Financial martial law vs financial repression
How is financial martial law different from financial repression? As I began to research the topic last year, it became clear to me that financial martial law was potentially a much more powerful and destructive weapon than financial repression. Why? There are three reasons.
First, financial martial law introduces the element of negative interest rates to the discussion. It is one thing to earn very little interest on your savings; it is quite another to face the prospect of having to pay a bank in order to keep your money on deposit. Yet this is exactly what authorities began proposing last year.
Since then, over $11trn in government bonds have been sold at a negative yield. In Switzerland, government bonds of all durations (from short-term to very long-term) have a negative yield. In Germany and Japan, bonds up to ten years in maturity trade with a negative yield. The trend is alarming.
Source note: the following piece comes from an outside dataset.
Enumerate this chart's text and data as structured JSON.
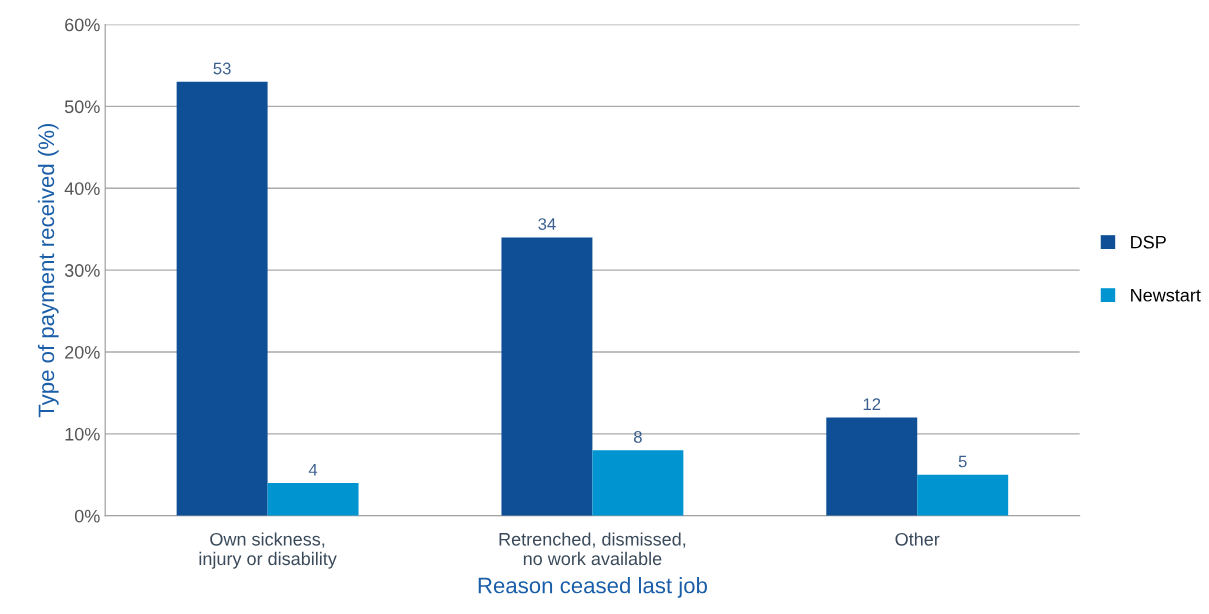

Financial martial law in the UK
Here in the UK, the global trend of negative bond yields has dragged ten-year gilt yields below 1%. For pension funds and savers, the vanishing yield on gilts not only makes earning any income harder, it limits your financial freedom of action. That’s why negative rates are a key component of financial martial law: just like a curfew or a roadblock, they restrict the choices you can make with your money if you’re looking for a safe way to earn income.
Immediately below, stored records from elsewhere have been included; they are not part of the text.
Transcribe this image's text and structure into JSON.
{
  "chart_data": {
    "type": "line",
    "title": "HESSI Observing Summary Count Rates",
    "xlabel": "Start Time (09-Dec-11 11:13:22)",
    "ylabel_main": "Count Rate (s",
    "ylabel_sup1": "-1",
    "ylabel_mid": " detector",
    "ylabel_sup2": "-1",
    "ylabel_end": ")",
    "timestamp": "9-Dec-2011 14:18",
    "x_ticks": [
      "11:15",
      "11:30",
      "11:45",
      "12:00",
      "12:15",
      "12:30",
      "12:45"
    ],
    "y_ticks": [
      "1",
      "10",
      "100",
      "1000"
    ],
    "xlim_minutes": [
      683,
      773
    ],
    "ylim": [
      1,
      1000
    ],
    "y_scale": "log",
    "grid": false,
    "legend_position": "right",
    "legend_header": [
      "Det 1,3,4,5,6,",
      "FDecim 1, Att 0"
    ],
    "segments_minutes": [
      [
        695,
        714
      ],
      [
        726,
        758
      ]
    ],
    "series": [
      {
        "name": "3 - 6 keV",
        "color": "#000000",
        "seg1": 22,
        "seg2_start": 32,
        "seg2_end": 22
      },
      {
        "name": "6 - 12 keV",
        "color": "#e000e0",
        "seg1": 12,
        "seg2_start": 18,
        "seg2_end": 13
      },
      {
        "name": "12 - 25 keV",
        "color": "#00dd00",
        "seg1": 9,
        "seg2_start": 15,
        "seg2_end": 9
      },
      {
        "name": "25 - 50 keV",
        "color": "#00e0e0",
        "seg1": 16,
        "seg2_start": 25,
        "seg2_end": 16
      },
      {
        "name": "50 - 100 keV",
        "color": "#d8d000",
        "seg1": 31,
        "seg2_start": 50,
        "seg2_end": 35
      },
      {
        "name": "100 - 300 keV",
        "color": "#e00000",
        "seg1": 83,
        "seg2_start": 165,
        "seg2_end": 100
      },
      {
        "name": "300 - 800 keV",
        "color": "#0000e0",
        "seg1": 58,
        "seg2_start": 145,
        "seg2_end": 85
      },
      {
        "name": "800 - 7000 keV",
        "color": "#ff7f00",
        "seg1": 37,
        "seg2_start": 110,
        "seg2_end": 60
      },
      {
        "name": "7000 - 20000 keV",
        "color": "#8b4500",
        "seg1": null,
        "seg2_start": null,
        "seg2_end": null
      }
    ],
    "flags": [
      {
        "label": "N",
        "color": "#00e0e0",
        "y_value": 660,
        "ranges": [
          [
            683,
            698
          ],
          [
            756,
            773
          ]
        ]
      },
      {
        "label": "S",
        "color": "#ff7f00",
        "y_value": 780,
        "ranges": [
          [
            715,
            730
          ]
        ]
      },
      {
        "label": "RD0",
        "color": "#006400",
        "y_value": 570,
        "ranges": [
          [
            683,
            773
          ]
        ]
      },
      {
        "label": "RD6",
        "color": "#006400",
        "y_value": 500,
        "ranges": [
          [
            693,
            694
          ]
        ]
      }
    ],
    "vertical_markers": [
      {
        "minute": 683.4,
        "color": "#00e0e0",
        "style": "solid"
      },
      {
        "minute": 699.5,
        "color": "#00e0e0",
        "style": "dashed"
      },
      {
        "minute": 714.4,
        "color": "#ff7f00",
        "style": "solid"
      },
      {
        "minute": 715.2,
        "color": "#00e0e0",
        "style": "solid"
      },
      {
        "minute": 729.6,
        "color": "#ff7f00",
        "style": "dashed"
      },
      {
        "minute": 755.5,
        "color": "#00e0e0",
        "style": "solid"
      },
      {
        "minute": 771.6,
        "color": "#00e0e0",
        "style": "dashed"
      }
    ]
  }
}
The second reason financial martial law is far more powerful than financial repression is that it makes it harder for you to get your money out of the bank in a crisis. The precedent here was set in Cyprus in 2013. Certain depositors in Cypriot banks were “bailed in” to help recapitalise the banking sector. In simple terms, they had their savings confiscated.
I hasten to add that under new European Union banking regulations, the “bail in” is now the law of the land. This new law came into effect on 1 January 2016 and is called the Bank Recovery and Resolution Directive (BRRD). It was intended to prevent future taxpayer-funded bailouts of banks like we saw in the last financial crisis.
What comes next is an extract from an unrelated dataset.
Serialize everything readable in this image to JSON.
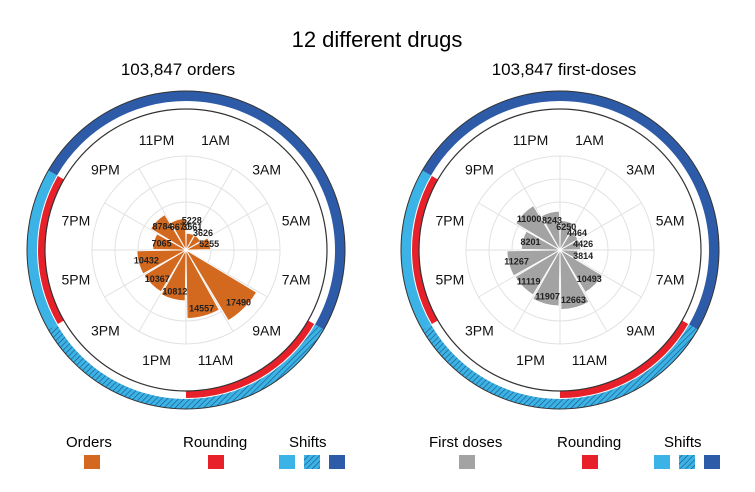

But what you and other UK citizens may not know is that under the law, you are considered a “creditor” of the bank. While you may enjoy deposit insurance on your savings with the bank, the global financial regulators have taken clear steps to make you pay the next time the banks need more capital (to offset loan losses or bad investments).
While I personally am not a fan of “bail outs” – I believe the free market, not the monetary authorities, should choose winners and losers – BRRD and other regulations like it are part of financial martial law. Quite simply, if you can’t get your money out of the bank when you want – if your money can be taken from you without your permission – then it’s not your money any more. This is financial martial law.
The war on cash
The third element of financial martial law goes far beyond anything imagined by mere financial repression. It’s the war on cash. I’ve written a whole book on the subject. But in simple terms, it’s the final assault on your financial freedom of action when all other methods fail.
This story unfolds a little more each day. But in principle, the war on cash is about forcing you to use a digital currency that can be taxed, tracked, controlled, and inflated away in order to get you to spend it faster. Only recently has technology made this level of micro-economic coercion possible. But I believe it will be one of the final stages of financial martial law, imposed in the next crisis as a way to prevent a run on banks.
Whether you’re an investor, a saver, a pensioner, or simply a free citizen who believes in the right to earn and spend your money as you see it, financial martial law is a direct threat to your freedom. It’s my goal, in the London Investment Alert, to help you preserve as much of your freedom as you can, through a sound analysis of the current situation and helpful advice on how to position yourself ahead of the introduction of financial martial law. It won’t be easy. But nothing worth doing ever is!